Gruseliges von dem Schweizer Künstler und Oscarpreisträger HR Giger bei der Ars Electronica.

Foto: HR Giger / Ars Electronica

Linz - Den Anfang machte einer, dessen Werke man ohnehin nicht so schnell vergisst: Mit dem Schweizer Designer und Künstler HR Giger (Alien) holte sich die Ars Electronica einen Oscar-Preisträger als Featured Artist ins Lentos-Kunstmuseum. Einen Tag vor der offiziellen Festivaleröffnung stand dann auch ein ausnehmend heterogenes Publikum (Unbehagen beim Betrachten vereint offenbar) in seinen zweibeinigen Einzelteilen Schlange, um blockabgefertigt ein wenig Grusel zu empfinden und Maschinensex zu bestaunen.

Mittlerweile Herzstück des Festivals ist die Cyberarts-Ausstellung im Offenen Kulturhaus O.K. Heuer punktet sie zusätzlich mit dem Tierbonus: Das Mechelse Styrian-Huhn repräsentiert die Vermischung von Kulturen und Ethnien. Als Ergebnis 20-jähriger Forschungsarbeit trägt es Erbanlagen sämtlicher Artgenossen in sich, der belgische Konzeptkünstler Koen Vanmechelen sieht in seinem Kosmohuhn eine "Ode an das Leben". Die Henne und das Ei stehen seit Jahren im Zentrum der künstlerischen Aktivitäten des 48-Jährigen - heuer wird er mit der Goldenen Nica in der Kategorie Hybrid Art dafür ausgezeichnet.

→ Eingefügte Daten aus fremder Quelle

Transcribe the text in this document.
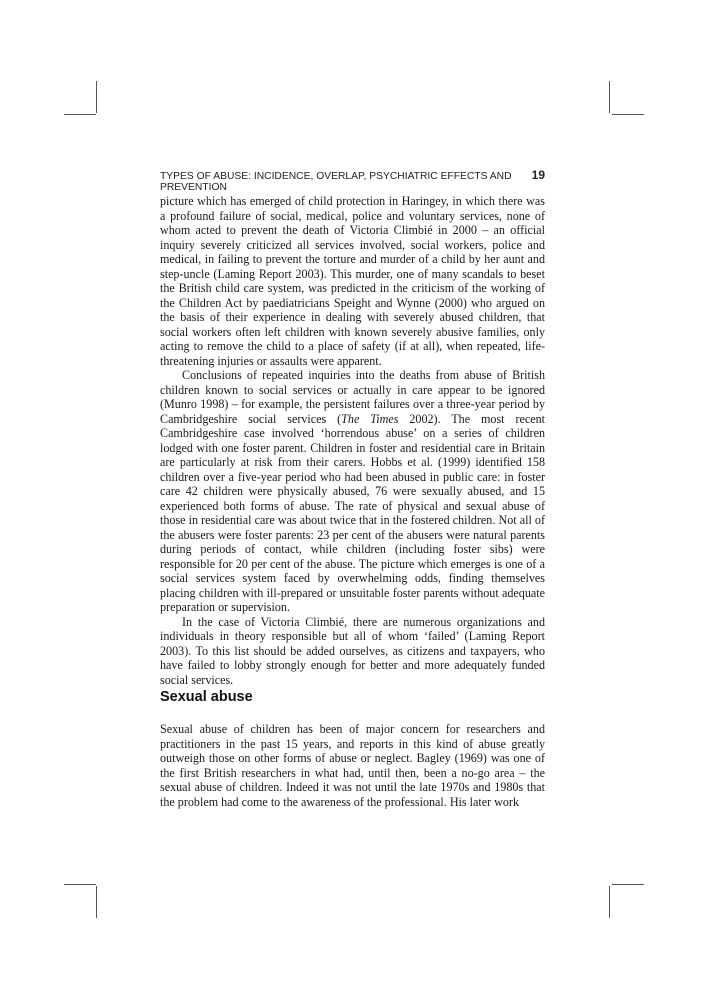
TYPES OF ABUSE: INCIDENCE, OVERLAP, PSYCHIATRIC EFFECTS AND PREVENTION
19

picture which has emerged of child protection in Haringey, in which there was a profound failure of social, medical, police and voluntary services, none of whom acted to prevent the death of Victoria Climbié in 2000 – an official inquiry severely criticized all services involved, social workers, police and medical, in failing to prevent the torture and murder of a child by her aunt and step-uncle (Laming Report 2003). This murder, one of many scandals to beset the British child care system, was predicted in the criticism of the working of the Children Act by paediatricians Speight and Wynne (2000) who argued on the basis of their experience in dealing with severely abused children, that social workers often left children with known severely abusive families, only acting to remove the child to a place of safety (if at all), when repeated, life-threatening injuries or assaults were apparent.

Conclusions of repeated inquiries into the deaths from abuse of British children known to social services or actually in care appear to be ignored (Munro 1998) – for example, the persistent failures over a three-year period by Cambridgeshire social services (The Times 2002). The most recent Cambridgeshire case involved ‘horrendous abuse’ on a series of children lodged with one foster parent. Children in foster and residential care in Britain are particularly at risk from their carers. Hobbs et al. (1999) identified 158 children over a five-year period who had been abused in public care: in foster care 42 children were physically abused, 76 were sexually abused, and 15 experienced both forms of abuse. The rate of physical and sexual abuse of those in residential care was about twice that in the fostered children. Not all of the abusers were foster parents: 23 per cent of the abusers were natural parents during periods of contact, while children (including foster sibs) were responsible for 20 per cent of the abuse. The picture which emerges is one of a social services system faced by overwhelming odds, finding themselves placing children with ill-prepared or unsuitable foster parents without adequate preparation or supervision.

In the case of Victoria Climbié, there are numerous organizations and individuals in theory responsible but all of whom ‘failed’ (Laming Report 2003). To this list should be added ourselves, as citizens and taxpayers, who have failed to lobby strongly enough for better and more adequately funded social services.

Sexual abuse

Sexual abuse of children has been of major concern for researchers and practitioners in the past 15 years, and reports in this kind of abuse greatly outweigh those on other forms of abuse or neglect. Bagley (1969) was one of the first British researchers in what had, until then, been a no-go area – the sexual abuse of children. Indeed it was not until the late 1970s and 1980s that the problem had come to the awareness of the professional. His later work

Refugees United ist ein weiteres Projekt innerhalb der Cyberarts-Ausstellung, das für Gesprächsstoff sorgen soll: Es handelt sich dabei um eine Webdatenbank, mit der Flüchtlinge nach Familienmitgliedern und Freunden suchen können. Entwickelt wurde die Suchmaschine von den Dänen Christopher und David Mikkelsen - sie wurden dafür in der Sparte Digital Communities ausgezeichnet. Die Installation Angles Mirror wiederum zeichnet Bewegungen der Person davor auf und spiegelt mit 450 Zeigern das Bild des Betrachters. Der US-Künstler Daniel Rozin erhält für sein gleichermaßen witziges wie ästhetisches Zusammenspiel von Mensch und Maschine eine Anerkennung im Bereich Interactive Art.

Suppenbrunzer

Eröffnet wurde am Donnerstag eine weitere Ausstellung, nach der, so der künstlerische Festivaldirektor Gerfried Stocker, immer mehr Besucherinnen und Besucher sich noch vor ihrer Buchung erkundigen würden. Internationale Studierende des Masterstudiengangs Interface Culture präsentieren witzig-intelligente Auseinandersetzungen mit Technik und gegenwärtigen Themen, oder aber interpretieren Kunstgeschichte und zeitgenössische Ästhetik neu: Arnulf Rainer for digital performers von Alessio Chierico etwa ist eine Neuinszenierung von Peter Kubelkas Komposition Arnulf Rainer. Die Originalpartitur wird dabei von visuellen Medien gespielt.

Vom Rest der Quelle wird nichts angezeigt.